Mais je sais aussi Noël que comme la plupart des gens, tu vas me dire que tu n’y peux pas grand-chose toi, que ce n’est pas ta faute, et puis qu’on ne peut pas accueillir toute la misère du monde… Pourquoi pas? Non sérieusement, on accueille bien au moins une bonne moitié de la connerie humaine! D’accord j’exagère, la connerie c’est plutôt bien partagé, mais après le pillage en règle que la France opère depuis presque deux siècles en Afrique, on peut peut-être bien leur filer un petit bout de papier, non?

Après rassure-toi Noël, je ne t’écris pas pour te convaincre, je voulais juste t’envoyer une lettre… de menace de mort. Voilà, je vais être clair, c’est fini les promenades en traîneau pour touristes en mal d’exotisme, et tous ces gosses et ces parents qui se battent pour quelques jouets de supermarché.

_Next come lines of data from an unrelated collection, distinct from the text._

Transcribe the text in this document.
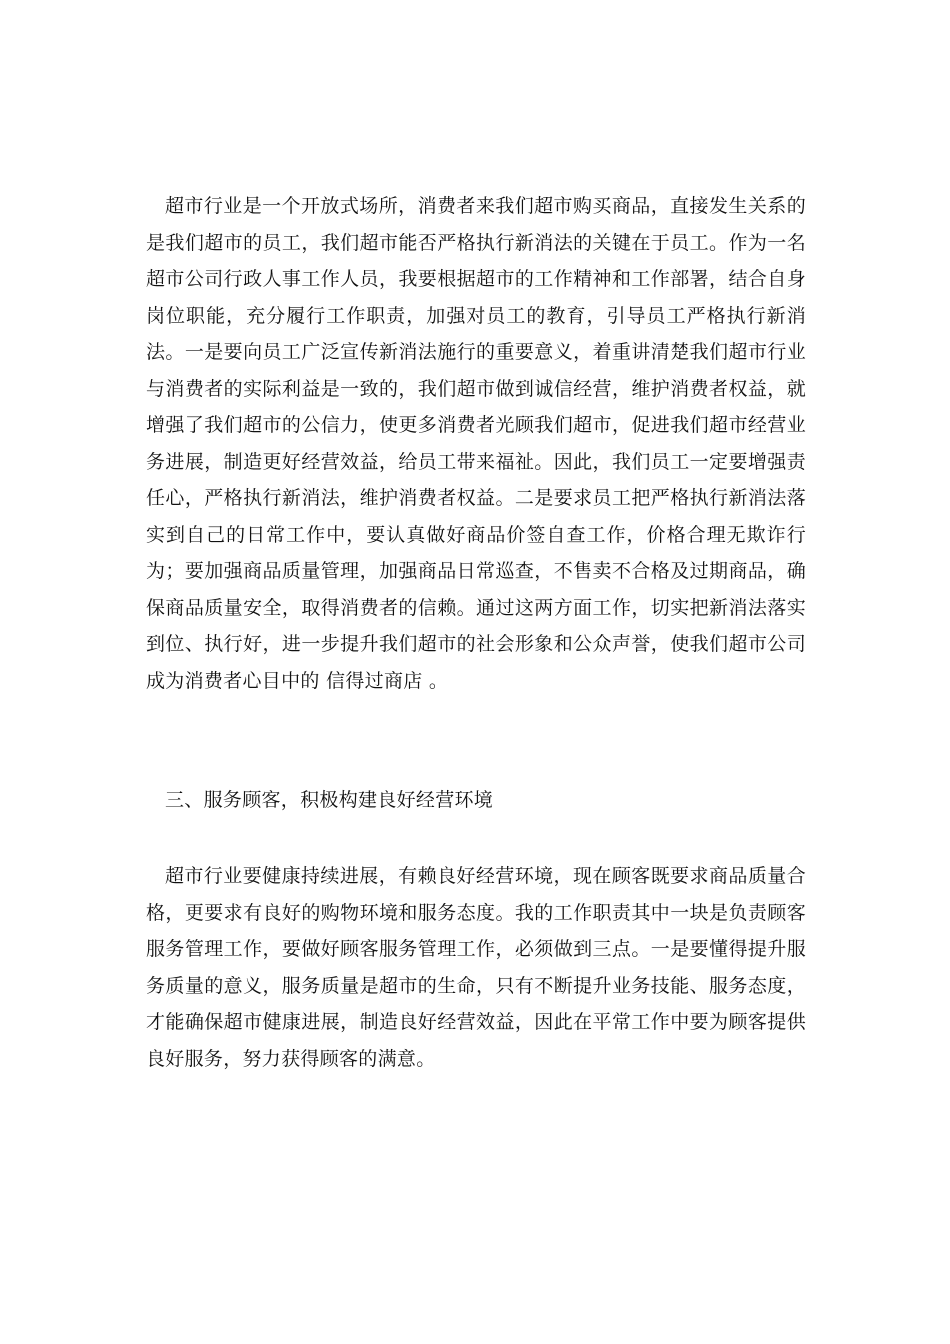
超市行业是一个开放式场所，消费者来我们超市购买商品，直接发生关系的是我们超市的员工，我们超市能否严格执行新消法的关键在于员工。作为一名超市公司行政人事工作人员，我要根据超市的工作精神和工作部署，结合自身岗位职能，充分履行工作职责，加强对员工的教育，引导员工严格执行新消法。一是要向员工广泛宣传新消法施行的重要意义，着重讲清楚我们超市行业与消费者的实际利益是一致的，我们超市做到诚信经营，维护消费者权益，就增强了我们超市的公信力，使更多消费者光顾我们超市，促进我们超市经营业务进展，制造更好经营效益，给员工带来福祉。因此，我们员工一定要增强责任心，严格执行新消法，维护消费者权益。二是要求员工把严格执行新消法落实到自己的日常工作中，要认真做好商品价签自查工作，价格合理无欺诈行为；要加强商品质量管理，加强商品日常巡查，不售卖不合格及过期商品，确保商品质量安全，取得消费者的信赖。通过这两方面工作，切实把新消法落实到位、执行好，进一步提升我们超市的社会形象和公众声誉，使我们超市公司成为消费者心目中的 信得过商店 。

三、服务顾客，积极构建良好经营环境

超市行业要健康持续进展，有赖良好经营环境，现在顾客既要求商品质量合格，更要求有良好的购物环境和服务态度。我的工作职责其中一块是负责顾客服务管理工作，要做好顾客服务管理工作，必须做到三点。一是要懂得提升服务质量的意义，服务质量是超市的生命，只有不断提升业务技能、服务态度，才能确保超市健康进展，制造良好经营效益，因此在平常工作中要为顾客提供良好服务，努力获得顾客的满意。
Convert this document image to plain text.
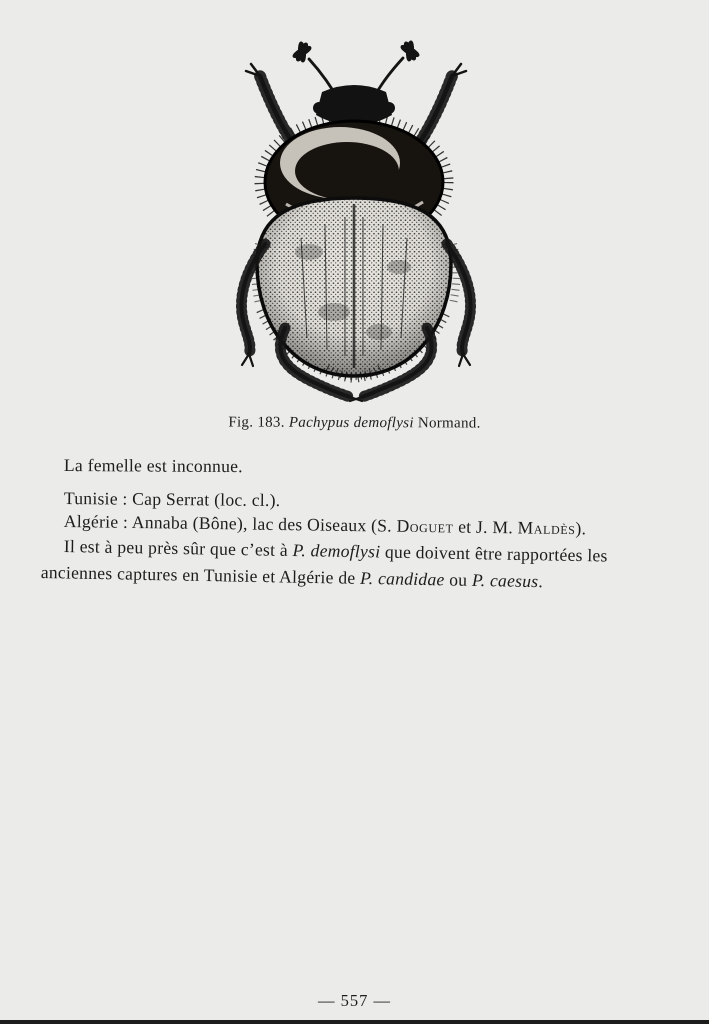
Fig. 183. Pachypus demoflysi Normand.
La femelle est inconnue.
Tunisie : Cap Serrat (loc. cl.).
Algérie : Annaba (Bône), lac des Oiseaux (S. Doguet et J. M. Maldès).
Il est à peu près sûr que c’est à P. demoflysi que doivent être rapportées les
anciennes captures en Tunisie et Algérie de P. candidae ou P. caesus.
— 557 —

Alors tu laisses tranquille ces pauvres bêtes, tes rennes volants, tu libères tes lutins avec ou sans papier cadeaux, oui les mêmes que tu exploites dans tes usines sur la lune, au pôle nord, en Chine ou je ne sais où… Et puis avec ton look de hipster à la retraite, t’arrêtes de faire le malin parce qu’il y en a peut-être bien qui te finiront à la roquette «comme une étoile filante dans la nuit de décembre». Nous, en attendant, on n’a peut-être pas les mêmes moyens mais on n’hésitera pas à t’enfumer dans la cheminée ou à te réserver quelques petites surprises.

Alors je te le redis une dernière fois: Noël, pour toi, ça sent le sapin, cette année, l’année prochaine et les suivantes: reste chez toi.

Sur ce… gros bisous.

Matéo
(sur Radio Zinzine tous les samedis à 19h depuis Marseille)

Article Publié dans L’Ire des Chênaies, l’hebdomadaire de Radio Zinzine, décembre 2016.